We are married already, equally co-joined through Country, Law, story. Our marriage marks a new epoch in our culture. Our challenge will be the lying reality. Something to overcome, Warren Finch told Ethyl(ene) (Em, ya, I, or u awake) Oblivion(a), soon to become Finch.
The girl did not think so. She leapt the plank he had laid with words and dived into the sea tide in her mind – that big deep sea, where she struggled to hold her head above the surface. Around her swarmed old Aunty’s stories of thousands of drowning people blowing swan whistles, and the boys of long ago with their faces covered by white masks. They pushed her aside as they jostled in some kind of game, reaching up with their arms to snatch from the air a face, Warren’s face, so that he became one of them. The memories splashed everywhere, suffocating the air in a jostle of whistles. She saw the boys laugh from the blank space of their mouths. She felt relieved by hands pushing her down into the bowels of the giant eucalyptus tree where it was just stillness.
Stupid to take nothing. Somehow, in his struggle to overpower any of her attempts to escape him
, Warren Finch had gathered up many of the books in an old fishing net she used to scoop up tiny silver fish bait that swam beside the hull. Apart from books, the only other things she took from the hull as he forced her over the side of the vessel were those tangled memories that filled her mind.
The swans swam all around the dinghy, cooing to be pacified by her. When she did not speak to the quizzing eyes that needed to understand the stranger and her odd behaviour, their grey, black and white-tipped wings flapped frantically and they lunged with their long necks into the boat and bit Warren’s arms as he rowed.
She would hear the swans in the swamp for the last time from where she sat in the back seat as the car drove off, hemmed in between two of his minders. Swans ran along the water in the swamp, and flew in a cloud that looked like a black angel lit by lightning, but receded into the distance and their bugling faded into the thunder and the skies dark with midnight storms.
You can take it away, and with that, Warren Finch switched off his mobile phone. There was no need to speak. There was the journey ahead. He had just ordered the total evacuation of Swan Lake. The Army would do it. The whole shebang would be bulldozed that night. He imagined total annihilation. The swamp dredged. The unpredictability of seasons passing, weaving the light as he fell asleep.

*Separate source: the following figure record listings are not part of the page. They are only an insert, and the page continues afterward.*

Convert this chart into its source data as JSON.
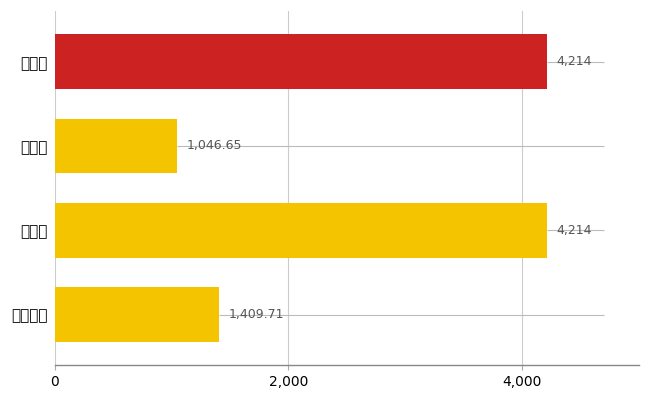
{
  "categories": [
    "佐賀市",
    "県平均",
    "県最大",
    "全国平均"
  ],
  "values": [
    4214,
    1046.65,
    4214,
    1409.71
  ],
  "labels": [
    "4,214",
    "1,046.65",
    "4,214",
    "1,409.71"
  ],
  "bar_colors": [
    "#cc2222",
    "#f5c400",
    "#f5c400",
    "#f5c400"
  ],
  "background_color": "#ffffff",
  "grid_color": "#cccccc",
  "label_color": "#555555",
  "line_color": "#bbbbbb",
  "xlim": [
    0,
    5000
  ],
  "xticks": [
    0,
    2000,
    4000
  ],
  "bar_height": 0.65,
  "figsize": [
    6.5,
    4.0
  ],
  "dpi": 100
}
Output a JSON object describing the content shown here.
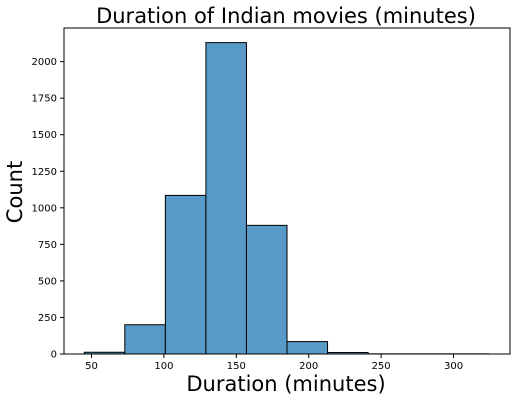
{
  "chart_data": {
    "type": "bar",
    "title": "Duration of Indian movies (minutes)",
    "xlabel": "Duration (minutes)",
    "ylabel": "Count",
    "bins": [
      {
        "start": 45,
        "end": 73,
        "count": 12
      },
      {
        "start": 73,
        "end": 101,
        "count": 200
      },
      {
        "start": 101,
        "end": 129,
        "count": 1085
      },
      {
        "start": 129,
        "end": 157,
        "count": 2130
      },
      {
        "start": 157,
        "end": 185,
        "count": 880
      },
      {
        "start": 185,
        "end": 213,
        "count": 85
      },
      {
        "start": 213,
        "end": 241,
        "count": 10
      },
      {
        "start": 241,
        "end": 269,
        "count": 1
      },
      {
        "start": 269,
        "end": 297,
        "count": 1
      },
      {
        "start": 297,
        "end": 325,
        "count": 1
      }
    ],
    "xlim": [
      31,
      339
    ],
    "ylim": [
      0,
      2230
    ],
    "xticks": [
      "50",
      "100",
      "150",
      "200",
      "250",
      "300"
    ],
    "yticks": [
      "0",
      "250",
      "500",
      "750",
      "1000",
      "1250",
      "1500",
      "1750",
      "2000"
    ],
    "grid": false,
    "bar_color": "#5799c7",
    "edge_color": "#000000"
  }
}
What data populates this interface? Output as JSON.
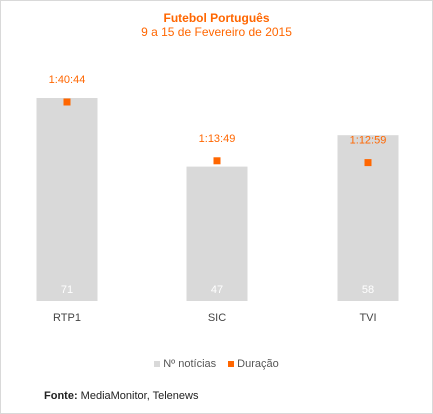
{
  "chart_data": {
    "type": "bar",
    "title": "Futebol Português",
    "subtitle": "9 a 15 de Fevereiro de 2015",
    "categories": [
      "RTP1",
      "SIC",
      "TVI"
    ],
    "series": [
      {
        "name": "Nº notícias",
        "values": [
          71,
          47,
          58
        ],
        "labels": [
          "71",
          "47",
          "58"
        ],
        "color": "#d9d9d9"
      },
      {
        "name": "Duração",
        "values_seconds": [
          6044,
          4429,
          4379
        ],
        "labels": [
          "1:40:44",
          "1:13:49",
          "1:12:59"
        ],
        "color": "#ff6600"
      }
    ],
    "legend_position": "bottom",
    "grid": false
  },
  "source": {
    "label": "Fonte:",
    "text": " MediaMonitor, Telenews"
  }
}
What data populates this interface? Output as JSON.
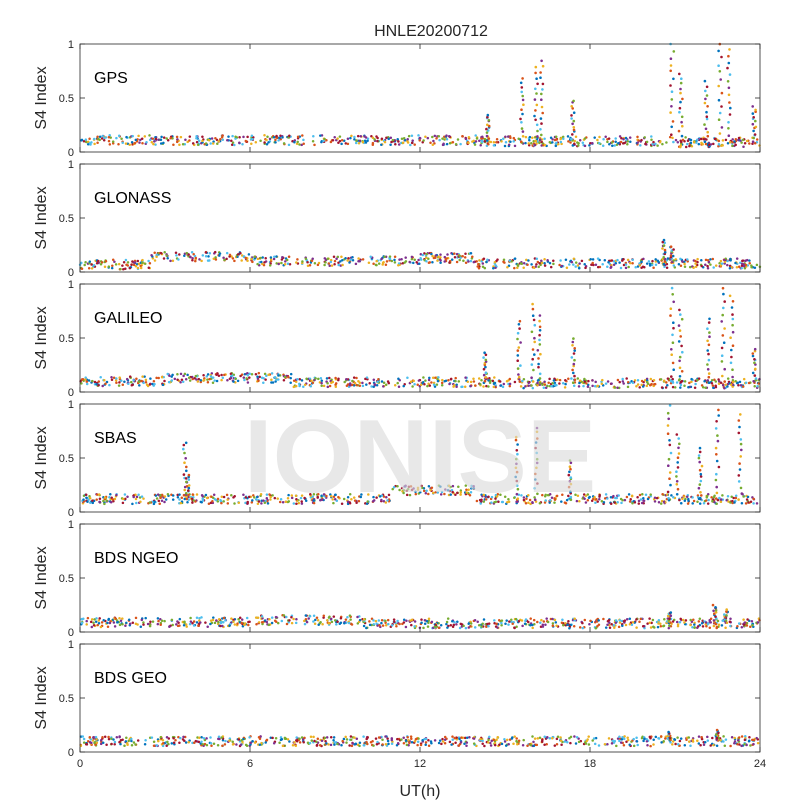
{
  "chart_data": {
    "type": "scatter",
    "title": "HNLE20200712",
    "xlabel": "UT(h)",
    "ylabel": "S4 Index",
    "xlim": [
      0,
      24
    ],
    "ylim": [
      0,
      1
    ],
    "x_ticks": [
      "0",
      "6",
      "12",
      "18",
      "24"
    ],
    "y_ticks": [
      "0",
      "0.5",
      "1"
    ],
    "watermark": "IONISE",
    "colors": [
      "#0072bd",
      "#d95319",
      "#edb120",
      "#7e2f8e",
      "#77ac30",
      "#4dbeee",
      "#a2142f"
    ],
    "panels": [
      {
        "label": "GPS",
        "baseline": 0.1,
        "segments": [
          [
            0,
            14,
            0.11
          ],
          [
            14,
            21,
            0.1
          ],
          [
            21,
            24,
            0.09
          ]
        ],
        "spikes": [
          {
            "x": 14.4,
            "y": 0.35
          },
          {
            "x": 15.6,
            "y": 0.68
          },
          {
            "x": 16.1,
            "y": 0.78
          },
          {
            "x": 16.3,
            "y": 0.85
          },
          {
            "x": 17.4,
            "y": 0.48
          },
          {
            "x": 20.9,
            "y": 1.0
          },
          {
            "x": 21.2,
            "y": 0.72
          },
          {
            "x": 22.1,
            "y": 0.65
          },
          {
            "x": 22.6,
            "y": 1.0
          },
          {
            "x": 22.9,
            "y": 0.95
          },
          {
            "x": 23.8,
            "y": 0.42
          }
        ]
      },
      {
        "label": "GLONASS",
        "baseline": 0.08,
        "segments": [
          [
            0,
            2.5,
            0.07
          ],
          [
            2.5,
            6,
            0.14
          ],
          [
            6,
            12,
            0.1
          ],
          [
            12,
            14,
            0.13
          ],
          [
            14,
            24,
            0.08
          ]
        ],
        "spikes": [
          {
            "x": 20.6,
            "y": 0.3
          },
          {
            "x": 20.9,
            "y": 0.24
          }
        ]
      },
      {
        "label": "GALILEO",
        "baseline": 0.09,
        "segments": [
          [
            0,
            3,
            0.1
          ],
          [
            3,
            7.5,
            0.13
          ],
          [
            7.5,
            15,
            0.09
          ],
          [
            15,
            24,
            0.08
          ]
        ],
        "spikes": [
          {
            "x": 14.3,
            "y": 0.36
          },
          {
            "x": 15.5,
            "y": 0.66
          },
          {
            "x": 16.0,
            "y": 0.82
          },
          {
            "x": 16.2,
            "y": 0.7
          },
          {
            "x": 17.4,
            "y": 0.5
          },
          {
            "x": 20.9,
            "y": 0.96
          },
          {
            "x": 21.2,
            "y": 0.76
          },
          {
            "x": 22.2,
            "y": 0.68
          },
          {
            "x": 22.7,
            "y": 0.96
          },
          {
            "x": 23.0,
            "y": 0.9
          },
          {
            "x": 23.8,
            "y": 0.4
          }
        ]
      },
      {
        "label": "SBAS",
        "baseline": 0.12,
        "segments": [
          [
            0,
            11,
            0.12
          ],
          [
            11,
            14,
            0.2
          ],
          [
            14,
            24,
            0.12
          ]
        ],
        "spikes": [
          {
            "x": 3.7,
            "y": 0.65
          },
          {
            "x": 3.8,
            "y": 0.35
          },
          {
            "x": 15.4,
            "y": 0.7
          },
          {
            "x": 16.1,
            "y": 0.78
          },
          {
            "x": 17.3,
            "y": 0.48
          },
          {
            "x": 20.8,
            "y": 0.98
          },
          {
            "x": 21.1,
            "y": 0.72
          },
          {
            "x": 21.9,
            "y": 0.6
          },
          {
            "x": 22.5,
            "y": 0.95
          },
          {
            "x": 23.3,
            "y": 0.9
          }
        ]
      },
      {
        "label": "BDS NGEO",
        "baseline": 0.09,
        "segments": [
          [
            0,
            6,
            0.09
          ],
          [
            6,
            10,
            0.11
          ],
          [
            10,
            24,
            0.08
          ]
        ],
        "spikes": [
          {
            "x": 20.8,
            "y": 0.18
          },
          {
            "x": 22.4,
            "y": 0.25
          },
          {
            "x": 22.8,
            "y": 0.2
          }
        ]
      },
      {
        "label": "BDS GEO",
        "baseline": 0.1,
        "segments": [
          [
            0,
            24,
            0.1
          ]
        ],
        "spikes": [
          {
            "x": 20.8,
            "y": 0.18
          },
          {
            "x": 22.5,
            "y": 0.2
          }
        ]
      }
    ]
  }
}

The girl watched from the road as the kilometres passed, noticed the vegetation changing from one geographical region to the next, while stacking objects in her mind. The woman’s voice on the radio was singing…Pick me up on my way back. How would anyone sing the particularities of 3003-4-5 cans, 51-2-3 abandoned car bodies, 600 road signs, 86 carcasses of dead animals where wedgetail eagles swooped down and soared upwards, 182 old car tyres? There were lowland territories of emus, swarms of budgerigars, twisting green clouds over spinifex kinkarra plains, isolated groves of old eucalypts, river crossings with ghost gums dikili, solitary murrinji coolibah trees around dry dips in the landscape, salt pans, salt lakes, forest stands of gidgee in dry grass, lone bottle trees and fig trees growing out of rocky hills, salt plains, landscape blackened from bush fires, kulangunya blue tongue lizards, or frog calls, diamond doves, runs of spinifex pigeons. She would remember it all, by repeating the list over and over again, as the number of sightings increased, until she succumbed to exhaustion and sleep.